More and more medical practitioners are catching on to the power of the spiritual in healing. Some sixty medical schools now offer courses on spirituality. The days may have passed when a medical school graduates could say what Dr. Dale Matthews said at the conference, namely that in four years of medical school, he only heard the word “religion” mentioned once.

The same Dr. Matthews takes as established fact that “religious factors are neglected in the practice of medicine, despite patients’ wishes to have them ad-dressed.” Among other evidence, he cites a 1996 poll whereby 63 percent of adults surveyed said that physicians should talk to them about their spirituality but only ten percent had actually done so.

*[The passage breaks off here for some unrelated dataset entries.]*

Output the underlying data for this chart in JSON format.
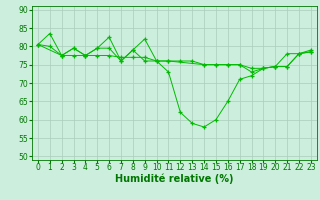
{
  "background_color": "#cceedd",
  "grid_color": "#aaccbb",
  "line_color": "#00bb00",
  "marker_color": "#00bb00",
  "xlabel": "Humidité relative (%)",
  "xlabel_fontsize": 7,
  "tick_fontsize": 5.5,
  "xlim": [
    -0.5,
    23.5
  ],
  "ylim": [
    49,
    91
  ],
  "yticks": [
    50,
    55,
    60,
    65,
    70,
    75,
    80,
    85,
    90
  ],
  "xticks": [
    0,
    1,
    2,
    3,
    4,
    5,
    6,
    7,
    8,
    9,
    10,
    11,
    12,
    13,
    14,
    15,
    16,
    17,
    18,
    19,
    20,
    21,
    22,
    23
  ],
  "series": [
    {
      "x": [
        0,
        1,
        2,
        3,
        4,
        5,
        6,
        7,
        8,
        9,
        10,
        11,
        12,
        13,
        14,
        15,
        16,
        17,
        18,
        19,
        20,
        21,
        22,
        23
      ],
      "y": [
        80.5,
        83.5,
        77.5,
        79.5,
        77.5,
        79.5,
        82.5,
        76,
        79,
        82,
        76,
        73,
        62,
        59,
        58,
        60,
        65,
        71,
        72,
        74,
        74.5,
        78,
        78,
        79
      ]
    },
    {
      "x": [
        0,
        1,
        2,
        3,
        4,
        5,
        6,
        7,
        8,
        9,
        10,
        11,
        12,
        13,
        14,
        15,
        16,
        17,
        18,
        19,
        20,
        21,
        22,
        23
      ],
      "y": [
        80.5,
        80,
        77.5,
        77.5,
        77.5,
        77.5,
        77.5,
        77,
        77,
        77,
        76,
        76,
        76,
        76,
        75,
        75,
        75,
        75,
        74,
        74,
        74.5,
        74.5,
        78,
        78.5
      ]
    },
    {
      "x": [
        0,
        2,
        3,
        4,
        5,
        6,
        7,
        8,
        9,
        10,
        11,
        14,
        15,
        16,
        17,
        18,
        19,
        20,
        21,
        22,
        23
      ],
      "y": [
        80.5,
        77.5,
        79.5,
        77.5,
        79.5,
        79.5,
        76,
        79,
        76,
        76,
        76,
        75,
        75,
        75,
        75,
        73,
        74,
        74.5,
        74.5,
        78,
        78.5
      ]
    }
  ]
}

To make it easier for doctors to raise the subject from the beginning Dr. Matthews has developed an approach that doctors can use to bring spirituality into their dealings with patients from the beginning. Using the scheme WEB, he offers a three-part outline that can serve to raise what might be sensitive issues.

The first step is for the doctor to welcome the patient and make it clear that, whatever the person’s faith or lack of it, he or she is fully accepted. The patient can then be invited to discuss faith issues and God’s presence can be acknowledged.

Secondly, the doctor can encourage patients “to continue healthy religious beliefs and practices.” For example, if the patient has joined a prayer group, he or she can be encouraged to stay a part of it.

Finally, the physician can give an informal blessing to the patient. That might come in the form of such statements as “God bless you,” or, simply, “Shalom.”

This kind of advice, I am aware, is not going to sit well with some physicians. To them, it may seem an intrusion into territory not their own. And even if they would like to do it, many will probably feel ill at ease.

If, as a recent survey suggests, the great majority (85 percent) of medical residents feel very uncomfortable talking about death with dying patients, then surely the prospect of praying with patients would also be difficult.

In a visit to my dermatologist this week, I raised with him the question, not of praying with patients, but of asking about their spiritual life. This physician acknowledged not having done so in any explicit way but he showed strong interest in my question.

Though raised as a Catholic, he no longer goes to church. However, he retains a strong attachment to many of the religious ideas and values of his younger years. He respects Dr. Benson’s work and thinks they might be worth exploring in his own medical field.

I feel grateful to this doctor whom I do not know very well for having made it comfortable for me to raise unaccustomed questions.